Outside the parameters of goodness, there is also a wide range of feelings; humans feel bad sometimes. Children need to learn how to move through joy, sorrow, fear, disappointment, exhilaration and all the emotions that go with being human. They need to be able to accept emotion without getting stuck, to be able to wander away from and then return to center, a place of inner satisfaction. That’s the innate power of the human being, to experience and to create.
A “bad child” is one who has not yet learned what is needed to succeed. There are lessons to be learned. When an adult calls a child bad, those lessons are less apt to be taught and subsequently learned; the potential becomes fixed rather than fluid. I’ve noticed labels applied at an early age, even infancy. The child who sleeps well is good; the one who does not yet have this skill, is considered not good or in other words bad. Fortunately, babies are endearing so hard to see as bad, but inquiries about whether a baby is good suggest a classification system in place and classifications are limiting.

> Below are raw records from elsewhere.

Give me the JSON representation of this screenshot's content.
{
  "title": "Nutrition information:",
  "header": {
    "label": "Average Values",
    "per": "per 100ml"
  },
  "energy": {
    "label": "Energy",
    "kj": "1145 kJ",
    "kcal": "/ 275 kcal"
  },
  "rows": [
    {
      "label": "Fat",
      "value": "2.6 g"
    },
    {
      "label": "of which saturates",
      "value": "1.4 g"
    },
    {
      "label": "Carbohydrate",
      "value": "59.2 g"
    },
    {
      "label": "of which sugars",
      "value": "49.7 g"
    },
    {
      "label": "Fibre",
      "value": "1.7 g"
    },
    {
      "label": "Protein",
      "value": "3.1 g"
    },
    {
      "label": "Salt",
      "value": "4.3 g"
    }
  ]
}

That brings me to the idea of the “spoiled” child. Everything the young child experiences leaves an impression, a form of conditioning for what to anticipate and how to respond. If it is the caregivers’ intention to give the child a picture of a world that is good and teach the child to inhabit their bodies and that world, that’s enough. No need to fret about spoiling a child, but rather model mature acceptance of life and avoid conditioning that leads to an untrue picture of life. Human beings are made up of more than the physical; they cannot spoil. Even if conditioned to respond in unproductive ways, those learned behaviors can be unlearned and new ones learned. The important question is always: what skill does this child need to learn and how can I teach it?
I suggest that instead of classifying an evolving child, create a picture of the child learning and growing and consider this truth: we are all a little good and a little bad but always salvageable, never spoiled like leftovers left in the refrigerator too long. That’s my gripe about labels; they don’t help matters or acknowledge the truth. Life all around and within us is much more elegant, vast and full of magic!